I would question your logic here - using a different url is simply security by obscurity. Even if you had your users login with /gobeligook its pretty trivial for any dedicated attacker to figure that out by sniffing traffic for example.
However you might want to change the path for various reasons - but don't fool yourself that you are adding any real security benefits by doing so.
Also you need to separate the concerns of authentication - which what Devise does and authorization. Authentication is verifying that the users is who he/she claims to be. Authorization is who gets to do what.
If you want to lock down your site to users that are vetted that is a authorization concern and there are a few ways to solve it based on your requirements:
Disable signups
The most basic way to do this would be to disable signups and only allow users to be created by admins. Its relatively secure but really tedious for admins and pretty draconian. In this case your authentication would simply be to lock down everything save for the sign in unless the user is authenticated.
Thats where before_action :authenticate_user! comes in.
Invitation only
You can use something like the DeviseInvitable module to invite users by email and then override the sign up method to require an invitation token.
Walled garden approach
What you may want is users to be able to sign up - but they are really only allowed to access anything when they have been vetted by an admin or a peer.

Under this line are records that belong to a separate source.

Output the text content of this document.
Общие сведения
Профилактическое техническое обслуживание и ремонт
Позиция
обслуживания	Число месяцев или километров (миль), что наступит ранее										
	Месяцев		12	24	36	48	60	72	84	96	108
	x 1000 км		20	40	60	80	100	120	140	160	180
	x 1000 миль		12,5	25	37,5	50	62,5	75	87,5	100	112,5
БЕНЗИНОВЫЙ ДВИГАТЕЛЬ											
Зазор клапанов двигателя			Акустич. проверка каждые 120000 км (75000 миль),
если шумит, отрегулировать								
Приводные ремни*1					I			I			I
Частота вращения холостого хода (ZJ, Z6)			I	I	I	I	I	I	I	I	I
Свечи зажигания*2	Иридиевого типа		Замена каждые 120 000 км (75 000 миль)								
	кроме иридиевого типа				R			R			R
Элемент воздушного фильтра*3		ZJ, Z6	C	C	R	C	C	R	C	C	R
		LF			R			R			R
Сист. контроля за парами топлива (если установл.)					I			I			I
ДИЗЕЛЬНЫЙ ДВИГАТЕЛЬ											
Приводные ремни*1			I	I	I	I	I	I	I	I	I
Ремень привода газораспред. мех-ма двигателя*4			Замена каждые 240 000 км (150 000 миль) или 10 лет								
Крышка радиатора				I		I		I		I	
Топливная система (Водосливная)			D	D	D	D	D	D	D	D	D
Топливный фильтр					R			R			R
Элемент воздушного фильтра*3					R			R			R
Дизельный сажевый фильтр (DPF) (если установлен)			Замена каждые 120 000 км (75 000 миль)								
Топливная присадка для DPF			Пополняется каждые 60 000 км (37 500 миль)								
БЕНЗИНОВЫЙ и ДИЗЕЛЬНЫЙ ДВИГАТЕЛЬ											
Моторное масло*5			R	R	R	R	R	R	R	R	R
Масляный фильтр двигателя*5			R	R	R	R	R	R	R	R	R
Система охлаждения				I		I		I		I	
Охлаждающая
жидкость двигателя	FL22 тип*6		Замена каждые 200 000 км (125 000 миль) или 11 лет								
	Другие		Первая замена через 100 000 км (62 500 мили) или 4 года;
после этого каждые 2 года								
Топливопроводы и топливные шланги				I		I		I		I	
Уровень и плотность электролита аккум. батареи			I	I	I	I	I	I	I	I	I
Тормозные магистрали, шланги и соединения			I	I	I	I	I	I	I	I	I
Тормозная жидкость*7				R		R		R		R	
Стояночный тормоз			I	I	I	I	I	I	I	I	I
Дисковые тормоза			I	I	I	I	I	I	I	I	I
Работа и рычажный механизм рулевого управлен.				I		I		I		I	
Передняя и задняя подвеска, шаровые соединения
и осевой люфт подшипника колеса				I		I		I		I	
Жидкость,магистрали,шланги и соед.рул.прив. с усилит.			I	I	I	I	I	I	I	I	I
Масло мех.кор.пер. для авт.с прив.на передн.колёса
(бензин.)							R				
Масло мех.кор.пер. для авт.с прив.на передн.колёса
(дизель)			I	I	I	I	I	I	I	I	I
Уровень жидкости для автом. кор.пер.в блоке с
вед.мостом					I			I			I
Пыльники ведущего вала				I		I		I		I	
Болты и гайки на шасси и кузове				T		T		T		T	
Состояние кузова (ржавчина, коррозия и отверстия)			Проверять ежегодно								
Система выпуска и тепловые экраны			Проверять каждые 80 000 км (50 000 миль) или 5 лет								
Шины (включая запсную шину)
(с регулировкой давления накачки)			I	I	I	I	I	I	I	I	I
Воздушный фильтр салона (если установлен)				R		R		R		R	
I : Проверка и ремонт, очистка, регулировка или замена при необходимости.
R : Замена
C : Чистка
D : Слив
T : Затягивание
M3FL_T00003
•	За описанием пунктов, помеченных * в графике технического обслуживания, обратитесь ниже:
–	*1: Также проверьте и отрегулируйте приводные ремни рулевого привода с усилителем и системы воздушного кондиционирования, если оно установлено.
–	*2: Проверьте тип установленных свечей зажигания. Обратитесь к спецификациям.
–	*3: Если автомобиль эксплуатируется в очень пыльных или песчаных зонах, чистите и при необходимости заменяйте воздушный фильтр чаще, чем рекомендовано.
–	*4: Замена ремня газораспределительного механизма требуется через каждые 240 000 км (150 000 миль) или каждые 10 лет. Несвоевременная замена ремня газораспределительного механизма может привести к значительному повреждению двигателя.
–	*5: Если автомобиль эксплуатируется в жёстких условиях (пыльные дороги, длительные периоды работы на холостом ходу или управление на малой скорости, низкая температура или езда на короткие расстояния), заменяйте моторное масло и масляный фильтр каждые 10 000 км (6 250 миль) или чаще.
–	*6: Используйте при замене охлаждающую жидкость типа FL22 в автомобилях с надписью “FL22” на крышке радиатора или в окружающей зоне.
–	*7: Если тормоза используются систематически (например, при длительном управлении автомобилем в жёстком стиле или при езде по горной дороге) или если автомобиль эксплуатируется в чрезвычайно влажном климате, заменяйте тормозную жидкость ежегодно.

This is a basic sketch of how something like this could be setup:
class Approval
belongs_to :user,
belongs_to :vetting_user, class_name: 'User'
end
class User
# ...
has_many :approvals, dependent: :destroy
has_many :granted_approvals,
class_name: 'Approval',
source: :vetting_user,
dependent: :destroy
def approved?
approvals.any?
end
end
class ApplicationController
before_action :authenticate_user!
before_action :authorize_user!, unless: :devise_controller?
def authorize_user!
redirect_to user_signup_path, unless current_user.approved?
end
end
For breivity this does not include stuff like the controller where peers or admins vet users - but thats the simple part.
Although I would seriously consider using a purpose built authentication library like Pundit instead of rolling your own.